Well in the long run, it IS a zero sum game. A stock is valued higher only if someone wants your stock. If no one is interested in buying your stock and you try to sell it, its value will be zero. Also, if everyone holding a certain stock starts selling it, in the end the value will drop down back to zero. So everything earned by someone is lost by someone else. The only real earnings which you get by owning the stock is the dividend which the company pays out.


It is true that if no-one wants the stock then the value of it will drop. This however should (under normal circumstances) only happen if the company is not profitable and is in debt (to the point where its physical assets amount to the same or less than its debt).

It is not a psychological game, i.e. if someone somehow managed to make the Microsoft stock drop to zero then I would effectively be able to get all of Microsoft for nothing, that’s a pretty sweet deal, and why that stock won’t drop to zero as long as they are profitable.

The “psychology” that affects the stock prices are in speculation about the future worth of a company, and that is why you see a disconnect between a company’s net worth and market cap — generally the market cap should be above its net worth, otherwise someone should buy all the shares and liquefy the company :)


> Who lost on this?

Market players who didn't invest in your idea (you could call it "opportunity cost").

If the baseline strategy is "invest randomly", or "invest a little bit in everything", then those who deviated from it by way of not investing in your idea, lost.

It only makes sense to evaluate a market player's performance relative to some baseline strategy. I was trying to make this point elsewhere in this thread.


From http://en.wikipedia.org/wiki/Zero_sum_game

zero-sum describes a situation in which a participant's gain or loss is exactly balanced by the losses or gains of the other participant(s)


And how do you define "loss" and "gains" for market players?

PS: Your definition appears to be "you lost iff you left with less money than when you came in". OTOH, my definition is "you lost iff you made less money than if you would have if you'd invested it in an index fund".


If you are talking about the intrinsic value of your company's stock increasing, then it's definitely not a zero sum game. But they do pay out part of their profits (intrinsic value gains) as dividend. If we consider just the stock price fluctuations due to demand/supply (and no changes in the intrinsic value), then it is a zero sum game.


The way I like to think about this is, imagine a hypothetical company, let's call them ROCK. They have a wild business idea of mining asteroids in space. You spend all your money on this stock during their initial public offering and end up owning 1% of it. 40 years in the future, ROCK has had hundreds of successful mining missions and tremendous wealth was derived from the metals they have salvaged.
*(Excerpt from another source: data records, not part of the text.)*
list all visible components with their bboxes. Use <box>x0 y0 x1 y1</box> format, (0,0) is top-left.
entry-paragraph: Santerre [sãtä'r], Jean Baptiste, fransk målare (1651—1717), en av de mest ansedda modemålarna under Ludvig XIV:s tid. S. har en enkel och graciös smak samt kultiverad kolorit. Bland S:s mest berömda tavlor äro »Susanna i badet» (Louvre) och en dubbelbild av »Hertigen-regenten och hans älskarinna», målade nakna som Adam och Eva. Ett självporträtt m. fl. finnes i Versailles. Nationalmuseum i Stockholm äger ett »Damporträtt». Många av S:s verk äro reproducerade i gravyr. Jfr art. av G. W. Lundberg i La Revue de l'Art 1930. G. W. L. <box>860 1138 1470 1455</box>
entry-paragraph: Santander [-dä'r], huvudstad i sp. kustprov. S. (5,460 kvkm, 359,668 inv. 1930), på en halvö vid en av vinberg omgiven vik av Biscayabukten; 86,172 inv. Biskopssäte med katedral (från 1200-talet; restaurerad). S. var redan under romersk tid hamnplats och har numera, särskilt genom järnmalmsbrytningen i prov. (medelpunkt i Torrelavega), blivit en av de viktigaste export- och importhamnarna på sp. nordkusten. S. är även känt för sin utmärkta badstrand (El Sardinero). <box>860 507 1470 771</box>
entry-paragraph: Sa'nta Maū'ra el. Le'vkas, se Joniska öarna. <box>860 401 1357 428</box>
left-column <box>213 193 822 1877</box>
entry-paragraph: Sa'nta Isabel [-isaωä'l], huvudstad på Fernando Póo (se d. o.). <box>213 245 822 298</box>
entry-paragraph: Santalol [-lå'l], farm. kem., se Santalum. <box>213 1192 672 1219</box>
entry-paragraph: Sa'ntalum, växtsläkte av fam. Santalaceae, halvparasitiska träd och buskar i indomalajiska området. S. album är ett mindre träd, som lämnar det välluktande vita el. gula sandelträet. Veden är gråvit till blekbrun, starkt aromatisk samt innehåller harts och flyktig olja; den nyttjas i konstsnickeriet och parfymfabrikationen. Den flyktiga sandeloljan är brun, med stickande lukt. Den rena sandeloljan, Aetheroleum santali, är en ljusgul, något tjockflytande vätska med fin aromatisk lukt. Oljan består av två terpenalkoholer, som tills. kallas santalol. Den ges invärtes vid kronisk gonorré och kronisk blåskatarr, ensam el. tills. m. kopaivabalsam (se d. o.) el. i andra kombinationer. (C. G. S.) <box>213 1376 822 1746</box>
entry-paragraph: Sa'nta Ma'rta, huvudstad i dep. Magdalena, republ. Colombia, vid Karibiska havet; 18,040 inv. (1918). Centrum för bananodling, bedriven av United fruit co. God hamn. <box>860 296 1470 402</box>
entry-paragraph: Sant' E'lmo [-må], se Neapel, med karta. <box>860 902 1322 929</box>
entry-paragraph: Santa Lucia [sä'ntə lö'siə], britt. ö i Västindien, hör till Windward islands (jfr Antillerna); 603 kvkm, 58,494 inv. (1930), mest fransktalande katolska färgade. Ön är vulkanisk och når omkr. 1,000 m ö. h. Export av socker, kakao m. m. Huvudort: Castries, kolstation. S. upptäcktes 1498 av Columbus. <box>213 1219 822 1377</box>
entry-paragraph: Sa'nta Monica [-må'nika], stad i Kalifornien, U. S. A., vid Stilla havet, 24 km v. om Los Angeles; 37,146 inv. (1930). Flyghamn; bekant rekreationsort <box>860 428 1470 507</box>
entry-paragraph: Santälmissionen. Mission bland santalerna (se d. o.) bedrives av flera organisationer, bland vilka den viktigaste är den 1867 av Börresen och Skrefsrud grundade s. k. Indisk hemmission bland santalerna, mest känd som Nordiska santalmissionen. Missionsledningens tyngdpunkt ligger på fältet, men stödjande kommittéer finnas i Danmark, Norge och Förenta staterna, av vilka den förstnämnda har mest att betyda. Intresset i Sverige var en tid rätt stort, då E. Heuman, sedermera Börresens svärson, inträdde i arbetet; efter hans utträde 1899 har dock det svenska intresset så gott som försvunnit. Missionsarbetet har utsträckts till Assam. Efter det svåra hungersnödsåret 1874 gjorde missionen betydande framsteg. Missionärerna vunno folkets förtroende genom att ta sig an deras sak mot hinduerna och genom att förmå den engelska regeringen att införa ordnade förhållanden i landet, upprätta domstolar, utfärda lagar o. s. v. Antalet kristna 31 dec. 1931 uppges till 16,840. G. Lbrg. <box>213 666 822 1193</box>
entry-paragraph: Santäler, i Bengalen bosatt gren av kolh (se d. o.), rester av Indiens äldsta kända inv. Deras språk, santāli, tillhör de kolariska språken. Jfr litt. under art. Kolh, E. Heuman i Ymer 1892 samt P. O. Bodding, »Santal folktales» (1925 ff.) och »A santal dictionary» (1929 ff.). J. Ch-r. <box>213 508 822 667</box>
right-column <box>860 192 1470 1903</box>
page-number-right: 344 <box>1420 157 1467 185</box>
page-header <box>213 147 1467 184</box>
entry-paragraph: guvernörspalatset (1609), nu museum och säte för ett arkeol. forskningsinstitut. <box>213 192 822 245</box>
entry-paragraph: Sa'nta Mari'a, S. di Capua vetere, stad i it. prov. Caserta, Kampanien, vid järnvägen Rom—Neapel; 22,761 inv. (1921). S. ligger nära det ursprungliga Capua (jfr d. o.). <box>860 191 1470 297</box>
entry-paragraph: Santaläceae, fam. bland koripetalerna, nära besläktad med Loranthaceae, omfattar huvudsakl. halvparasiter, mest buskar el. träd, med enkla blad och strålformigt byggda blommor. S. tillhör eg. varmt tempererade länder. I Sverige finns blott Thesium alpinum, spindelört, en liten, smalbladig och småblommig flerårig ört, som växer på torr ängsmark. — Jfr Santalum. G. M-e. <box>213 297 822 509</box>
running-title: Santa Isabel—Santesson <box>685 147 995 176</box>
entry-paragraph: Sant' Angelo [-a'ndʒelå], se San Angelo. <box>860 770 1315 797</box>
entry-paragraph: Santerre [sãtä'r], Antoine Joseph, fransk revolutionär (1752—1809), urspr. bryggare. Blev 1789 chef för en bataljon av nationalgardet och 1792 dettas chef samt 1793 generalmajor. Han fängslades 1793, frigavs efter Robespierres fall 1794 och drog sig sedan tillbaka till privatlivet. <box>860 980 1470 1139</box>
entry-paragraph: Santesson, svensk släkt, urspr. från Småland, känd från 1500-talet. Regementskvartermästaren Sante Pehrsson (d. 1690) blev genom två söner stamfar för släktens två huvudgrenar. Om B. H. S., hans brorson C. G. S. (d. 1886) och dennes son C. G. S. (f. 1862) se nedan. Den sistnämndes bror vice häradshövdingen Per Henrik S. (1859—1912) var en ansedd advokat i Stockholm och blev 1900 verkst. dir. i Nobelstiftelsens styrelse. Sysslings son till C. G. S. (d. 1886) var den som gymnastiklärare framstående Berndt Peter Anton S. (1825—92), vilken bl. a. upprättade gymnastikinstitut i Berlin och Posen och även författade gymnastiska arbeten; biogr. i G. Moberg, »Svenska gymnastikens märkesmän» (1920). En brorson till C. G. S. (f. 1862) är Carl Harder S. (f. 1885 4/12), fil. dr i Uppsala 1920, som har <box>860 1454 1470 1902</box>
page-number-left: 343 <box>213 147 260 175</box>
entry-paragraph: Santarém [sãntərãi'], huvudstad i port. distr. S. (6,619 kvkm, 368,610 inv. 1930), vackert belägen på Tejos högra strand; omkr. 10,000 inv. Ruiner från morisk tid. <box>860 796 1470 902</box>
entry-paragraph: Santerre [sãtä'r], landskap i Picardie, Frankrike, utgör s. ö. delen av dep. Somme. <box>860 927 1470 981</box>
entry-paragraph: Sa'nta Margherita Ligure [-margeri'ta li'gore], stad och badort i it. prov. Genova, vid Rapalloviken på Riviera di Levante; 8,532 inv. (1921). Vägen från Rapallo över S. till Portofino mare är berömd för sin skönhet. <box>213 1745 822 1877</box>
Through their efforts there are now thriving mining colonies living permanently in space, and a whole industry was created around their operations. Without the initial funds they received from their IPO, none of this would have been possible. As the years pass, they expand further and further into space, with no limits in sight. Another 10 years later you decide to cash in your 1% share and find yourself the proud owner of your own small moon.